In any market there are peaks and troughs and the housing market is no different. It's the old story of supply and demand. Small town America is not immune to global economics and when the largest employer in town closes the wood yard or factory because they have been priced out of the market by their foreign competitors then their employees won't be able to pay their mortgages. And who wants then to buy the house that has been repossessed? Nobody in that town for sure because everybody is now in the same boat. No job and no means to pay for a mortgage that was wholly reliant on them being in full time employment because they couldn't get the extra insurance payments that might have covered them against redundancy.
The knock on effect is that the sub-prime market then went into free fall. The major players wanted out. The value of the market was severely depressed and instead of big profits the banks were looking at huge losses. And all because the was no one saying hold on here, what if the world goes into a recession - what if there is a collapse of the housing market - what is the worst case scenario of putting so much money into a new market that doesn't have a track record of weathering even a minor financial storm. In other words there was no old bugger sitting at the board table saying let's evaluate the risk to the business in the light of 100 years of data around boom and bust in the housing markets.

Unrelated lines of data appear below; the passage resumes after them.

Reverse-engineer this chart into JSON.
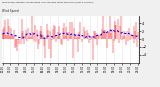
{
  "title": "Milwaukee Weather Normalized and Average Wind Direction (Last 24 Hours)",
  "subtitle": "Wind Speed",
  "bg_color": "#f0f0f0",
  "plot_bg_color": "#ffffff",
  "bar_color": "#ff0000",
  "trend_color": "#0000ff",
  "grid_color": "#aaaaaa",
  "ylim": [
    -6,
    6
  ],
  "n_points": 144,
  "seed": 42,
  "noise_amplitude": 2.2,
  "spike_prob": 0.04,
  "spike_amplitude": 5.5,
  "base_level": 1.5
}
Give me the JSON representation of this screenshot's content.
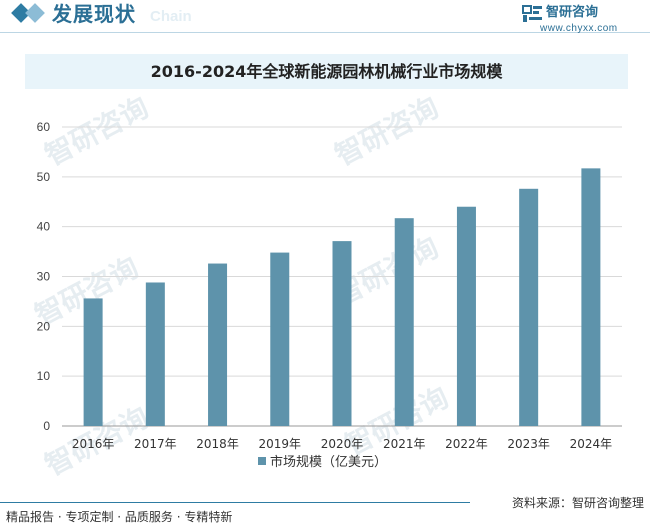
{
  "header": {
    "title": "发展现状",
    "ghost_text": "Chain"
  },
  "logo": {
    "name": "智研咨询",
    "url": "www.chyxx.com"
  },
  "watermark_text": "智研咨询",
  "chart_data": {
    "type": "bar",
    "title": "2016-2024年全球新能源园林机械行业市场规模",
    "categories": [
      "2016年",
      "2017年",
      "2018年",
      "2019年",
      "2020年",
      "2021年",
      "2022年",
      "2023年",
      "2024年"
    ],
    "series": [
      {
        "name": "市场规模（亿美元）",
        "values": [
          25.6,
          28.8,
          32.6,
          34.8,
          37.1,
          41.7,
          44.0,
          47.6,
          51.7
        ],
        "color": "#5e93ab"
      }
    ],
    "ylim": [
      0,
      60
    ],
    "yticks": [
      0,
      10,
      20,
      30,
      40,
      50,
      60
    ],
    "grid": true,
    "legend_position": "bottom"
  },
  "footer": {
    "left": "精品报告 · 专项定制 · 品质服务 · 专精特新",
    "right": "资料来源：智研咨询整理"
  },
  "colors": {
    "accent": "#2b6f95",
    "bar": "#5e93ab",
    "title_band": "#e8f4fa"
  }
}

I'm not saying that the current financial situation is all the fault of a lack of experience in our banks but as an ex foreign exchange dealer I can say that all the dealers I knew, whether they dealt on the money markets, commodity markets or the Stock Exchange, all had one thing in common - they were gamblers - pure and simple. Most of the time, especially in Bull Markets, they could make massive profits for their companies and huge bonuses for themselves. But, and here's the rub, in a Bear market they took a hit and depending on how experienced they were and who was monitoring their dealing book, they either weathered the storm or in the worst cases, went under.
The sub-prime market was massive with billions of dollars being traded - big profits then for the lucky ones but equally big losses for the unwary,unlucky or let's face it inexperienced.

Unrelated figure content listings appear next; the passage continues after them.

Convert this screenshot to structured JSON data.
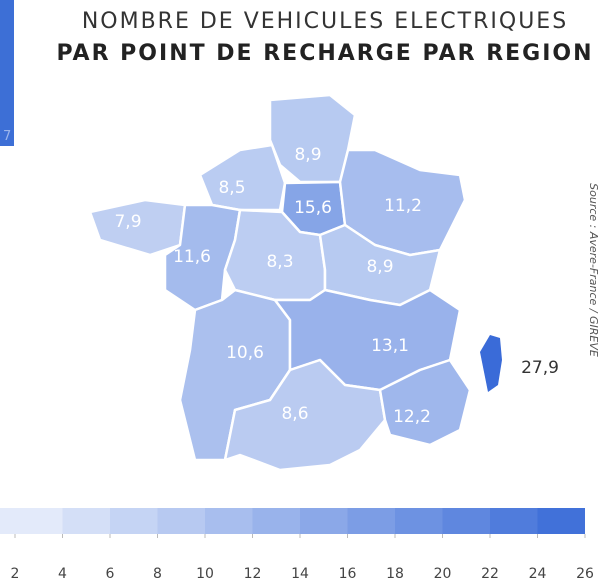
{
  "title": {
    "line1": "NOMBRE DE VEHICULES ELECTRIQUES",
    "line2": "PAR POINT DE RECHARGE PAR REGION"
  },
  "corner_label": "7",
  "source": "Source : Avere-France / GIREVE",
  "regions": [
    {
      "value": 8.9,
      "label": "8,9"
    },
    {
      "value": 8.5,
      "label": "8,5"
    },
    {
      "value": 15.6,
      "label": "15,6"
    },
    {
      "value": 11.2,
      "label": "11,2"
    },
    {
      "value": 7.9,
      "label": "7,9"
    },
    {
      "value": 11.6,
      "label": "11,6"
    },
    {
      "value": 8.3,
      "label": "8,3"
    },
    {
      "value": 8.9,
      "label": "8,9"
    },
    {
      "value": 10.6,
      "label": "10,6"
    },
    {
      "value": 13.1,
      "label": "13,1"
    },
    {
      "value": 8.6,
      "label": "8,6"
    },
    {
      "value": 12.2,
      "label": "12,2"
    },
    {
      "value": 27.9,
      "label": "27,9"
    }
  ],
  "legend": {
    "ticks": [
      2,
      4,
      6,
      8,
      10,
      12,
      14,
      16,
      18,
      20,
      22,
      24,
      26
    ],
    "colors": [
      "#eaf0fb",
      "#3a6bd8"
    ]
  }
}
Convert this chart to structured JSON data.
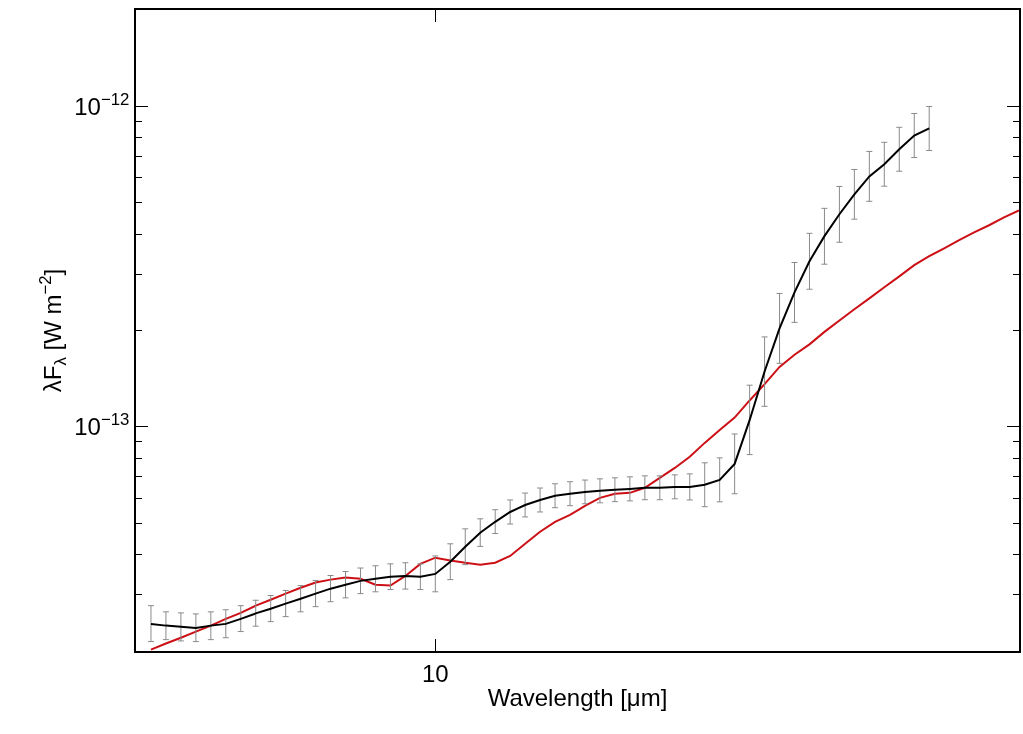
{
  "chart_data": {
    "type": "line",
    "xlabel": "Wavelength [μm]",
    "ylabel": "λF$_{λ}$ [W m$^{−2}$]",
    "log": "y",
    "marker": "none",
    "line_style": "solid",
    "categories": [
      null,
      null,
      null,
      null,
      null,
      null,
      null,
      null,
      null,
      null,
      null,
      null,
      null,
      null,
      null,
      null,
      null,
      null,
      null,
      null,
      "10",
      null,
      null,
      null,
      null,
      null,
      null,
      null,
      null,
      null,
      null,
      null,
      null,
      null,
      null,
      null,
      null,
      null,
      null,
      null,
      null,
      null,
      null,
      null,
      null,
      null,
      null,
      null,
      null,
      null,
      null,
      null,
      null,
      null,
      null,
      null,
      null,
      null,
      null,
      null
    ],
    "ylim": [
      2e-14,
      2e-12
    ],
    "yticks": [
      {
        "value": 2e-14,
        "label": null
      },
      {
        "value": 3e-14,
        "label": null
      },
      {
        "value": 4e-14,
        "label": null
      },
      {
        "value": 5e-14,
        "label": null
      },
      {
        "value": 6e-14,
        "label": null
      },
      {
        "value": 7e-14,
        "label": null
      },
      {
        "value": 8e-14,
        "label": null
      },
      {
        "value": 9e-14,
        "label": null
      },
      {
        "value": 1e-13,
        "label": "10$^{−13}$"
      },
      {
        "value": 2e-13,
        "label": null
      },
      {
        "value": 3e-13,
        "label": null
      },
      {
        "value": 4e-13,
        "label": null
      },
      {
        "value": 5e-13,
        "label": null
      },
      {
        "value": 6e-13,
        "label": null
      },
      {
        "value": 7e-13,
        "label": null
      },
      {
        "value": 8e-13,
        "label": null
      },
      {
        "value": 9e-13,
        "label": null
      },
      {
        "value": 1e-12,
        "label": "10$^{−12}$"
      }
    ],
    "series": [
      {
        "color": "#cc1016",
        "values": [
          null,
          2.02e-14,
          2.11e-14,
          2.2e-14,
          2.3e-14,
          2.4e-14,
          2.52e-14,
          2.63e-14,
          2.77e-14,
          2.89e-14,
          3.02e-14,
          3.15e-14,
          3.27e-14,
          3.34e-14,
          3.39e-14,
          3.36e-14,
          3.22e-14,
          3.2e-14,
          3.43e-14,
          3.74e-14,
          3.91e-14,
          3.83e-14,
          3.77e-14,
          3.72e-14,
          3.77e-14,
          3.96e-14,
          4.32e-14,
          4.71e-14,
          5.06e-14,
          5.32e-14,
          5.67e-14,
          6.01e-14,
          6.19e-14,
          6.23e-14,
          6.46e-14,
          6.94e-14,
          7.45e-14,
          8.07e-14,
          8.92e-14,
          9.79e-14,
          1.07e-13,
          1.21e-13,
          1.36e-13,
          1.54e-13,
          1.68e-13,
          1.81e-13,
          1.98e-13,
          2.15e-13,
          2.33e-13,
          2.52e-13,
          2.73e-13,
          2.95e-13,
          3.2e-13,
          3.41e-13,
          3.61e-13,
          3.83e-13,
          4.05e-13,
          4.26e-13,
          4.51e-13,
          4.74e-13
        ]
      },
      {
        "color": "#000000",
        "values": [
          null,
          2.43e-14,
          2.4e-14,
          2.38e-14,
          2.36e-14,
          2.4e-14,
          2.43e-14,
          2.52e-14,
          2.62e-14,
          2.71e-14,
          2.81e-14,
          2.91e-14,
          3.02e-14,
          3.13e-14,
          3.22e-14,
          3.31e-14,
          3.36e-14,
          3.41e-14,
          3.43e-14,
          3.41e-14,
          3.48e-14,
          3.8e-14,
          4.23e-14,
          4.68e-14,
          5.06e-14,
          5.43e-14,
          5.71e-14,
          5.92e-14,
          6.1e-14,
          6.19e-14,
          6.27e-14,
          6.32e-14,
          6.37e-14,
          6.41e-14,
          6.46e-14,
          6.46e-14,
          6.5e-14,
          6.5e-14,
          6.6e-14,
          6.84e-14,
          7.67e-14,
          1.05e-13,
          1.49e-13,
          2.03e-13,
          2.63e-13,
          3.29e-13,
          3.94e-13,
          4.61e-13,
          5.32e-13,
          6.05e-13,
          6.6e-13,
          7.35e-13,
          8.12e-13,
          8.54e-13,
          null,
          null,
          null,
          null,
          null,
          null
        ],
        "errors": [
          null,
          [
            2.14e-14,
            2.77e-14
          ],
          [
            2.17e-14,
            2.65e-14
          ],
          [
            2.15e-14,
            2.63e-14
          ],
          [
            2.14e-14,
            2.61e-14
          ],
          [
            2.17e-14,
            2.65e-14
          ],
          [
            2.2e-14,
            2.69e-14
          ],
          [
            2.3e-14,
            2.77e-14
          ],
          [
            2.39e-14,
            2.88e-14
          ],
          [
            2.47e-14,
            2.98e-14
          ],
          [
            2.56e-14,
            3.09e-14
          ],
          [
            2.65e-14,
            3.2e-14
          ],
          [
            2.75e-14,
            3.32e-14
          ],
          [
            2.85e-14,
            3.44e-14
          ],
          [
            2.93e-14,
            3.54e-14
          ],
          [
            3.02e-14,
            3.63e-14
          ],
          [
            3.06e-14,
            3.69e-14
          ],
          [
            3.11e-14,
            3.74e-14
          ],
          [
            3.12e-14,
            3.77e-14
          ],
          [
            3.11e-14,
            3.74e-14
          ],
          [
            3.06e-14,
            3.96e-14
          ],
          [
            3.34e-14,
            4.32e-14
          ],
          [
            3.72e-14,
            4.81e-14
          ],
          [
            4.24e-14,
            5.17e-14
          ],
          [
            4.65e-14,
            5.52e-14
          ],
          [
            4.98e-14,
            5.92e-14
          ],
          [
            5.24e-14,
            6.22e-14
          ],
          [
            5.43e-14,
            6.45e-14
          ],
          [
            5.6e-14,
            6.65e-14
          ],
          [
            5.68e-14,
            6.75e-14
          ],
          [
            5.76e-14,
            6.83e-14
          ],
          [
            5.8e-14,
            6.89e-14
          ],
          [
            5.85e-14,
            6.94e-14
          ],
          [
            5.88e-14,
            6.99e-14
          ],
          [
            5.93e-14,
            7.04e-14
          ],
          [
            5.93e-14,
            7.04e-14
          ],
          [
            5.97e-14,
            7.09e-14
          ],
          [
            5.92e-14,
            7.14e-14
          ],
          [
            5.64e-14,
            7.73e-14
          ],
          [
            5.84e-14,
            8.01e-14
          ],
          [
            6.19e-14,
            9.51e-14
          ],
          [
            8.2e-14,
            1.35e-13
          ],
          [
            1.16e-13,
            1.91e-13
          ],
          [
            1.58e-13,
            2.61e-13
          ],
          [
            2.12e-13,
            3.26e-13
          ],
          [
            2.69e-13,
            4.02e-13
          ],
          [
            3.22e-13,
            4.81e-13
          ],
          [
            3.77e-13,
            5.63e-13
          ],
          [
            4.45e-13,
            6.36e-13
          ],
          [
            5.06e-13,
            7.24e-13
          ],
          [
            5.64e-13,
            7.73e-13
          ],
          [
            6.28e-13,
            8.61e-13
          ],
          [
            6.93e-13,
            9.51e-13
          ],
          [
            7.29e-13,
            1e-12
          ],
          null,
          null,
          null,
          null,
          null,
          null
        ]
      }
    ]
  }
}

So what's the answer? In the short term I don't think that there is an easy answer. Until employers realise that age brings more to the table than just a cantankerous old git who stands in the way of progress and starts to value the experience that they have, we are stuffed.
That is unless they bite the bullet and start re-employing some of the senior managers again. Let's be innovative here, let's say to the 52 year old give us two days a week, we will respect your work life balance and won't expect you to be at your desk for 60 hours a week, but we need your experience and your steadying hand on the tiller again. Or is that too radical for a forward thinking company in the 21st Century?